Desde luego, prefiero que no se apague a que no se encienda. Pero no me gusta esta actividad de 24 horas sobre 24. Me dan miedo los aparatos encendidos cuando no estoy cerca de ellos. El ordenador más. ¿Y si alguien entra en su sistema mientras yo estoy en la cama y le pone bigote al personaje de la novela que estoy escribiendo? A veces, me despierto a las tres de la mañana, me acerco con disimulo al estudio e intento sorprender al portátil haciendo algo que no debe. Hasta ahora no ha sucedido nada raro, si bien es cierto que posee una sensibilidad extrema y que es capaz de oír mis pasos y fingir que no hace nada cuando me asomo a él. No estoy tranquilo.
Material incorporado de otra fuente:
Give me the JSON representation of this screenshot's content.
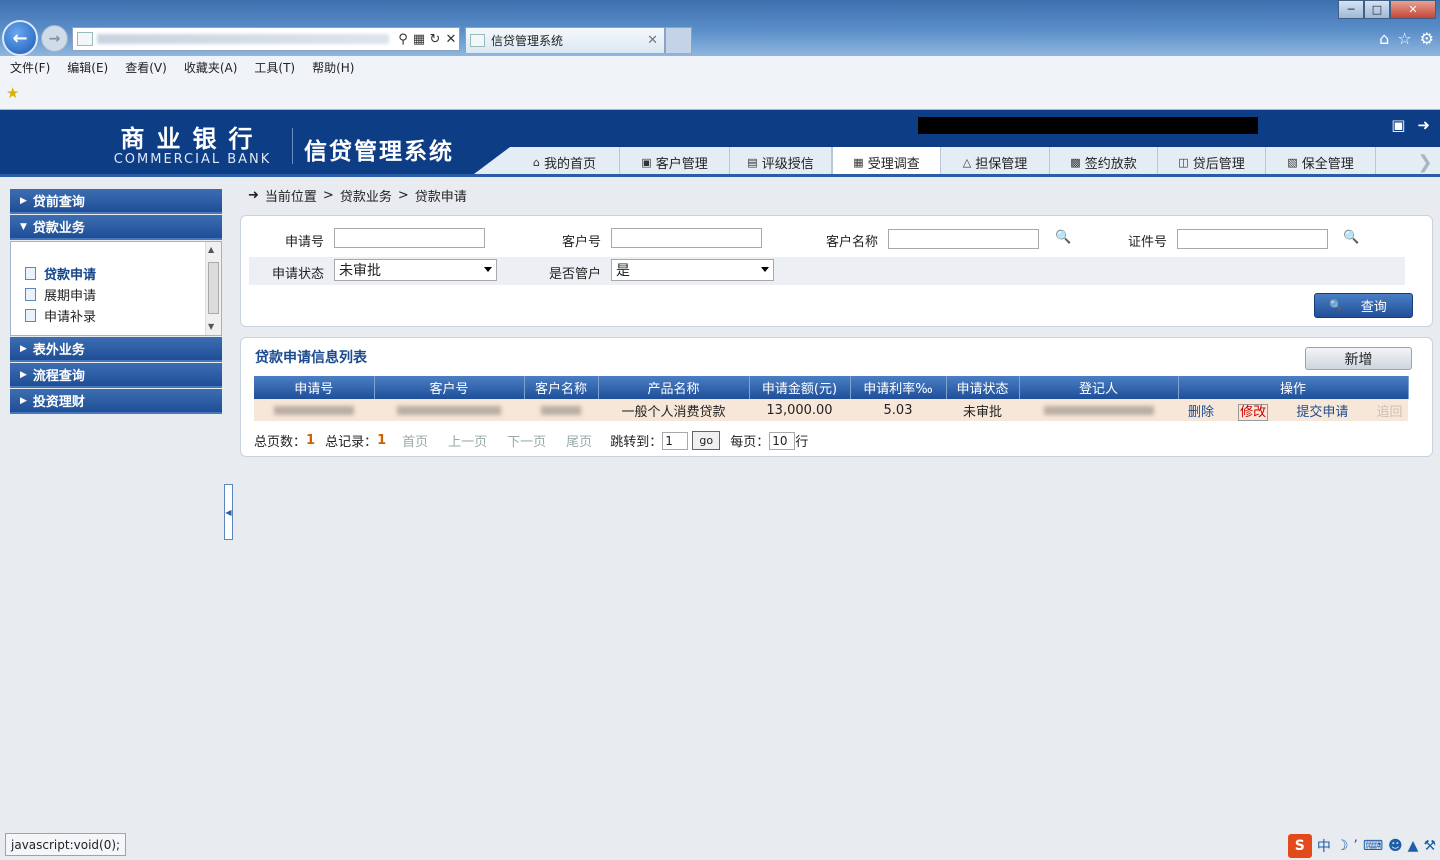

Me ha venido a la memoria un cuento de ciencia ficción, de no me acuerdo quién, que leí hace años. Trataba precisamente de la computadora central de una casa en la que todo -desde las luces a las persianas- estaba automatizado. El caso es que llega un instante en el que la computadora se resiste a ser temporalmente apagada, como mi ordenador. Naturalmente, cierra y abre las puertas a su antojo, pone el horno cuando le da la gana, y acaba encerrando a su dueño en el interior de la vivienda, sin posibilidad de salir. Hablamos mucho de la inteligencia artificial, pero apenas nada de las emociones artificiales. Seguramente, lo que le ocurre a mi ordenador es que ha tenido un brote emocional. Esta noche intentaré apagarlo de nuevo.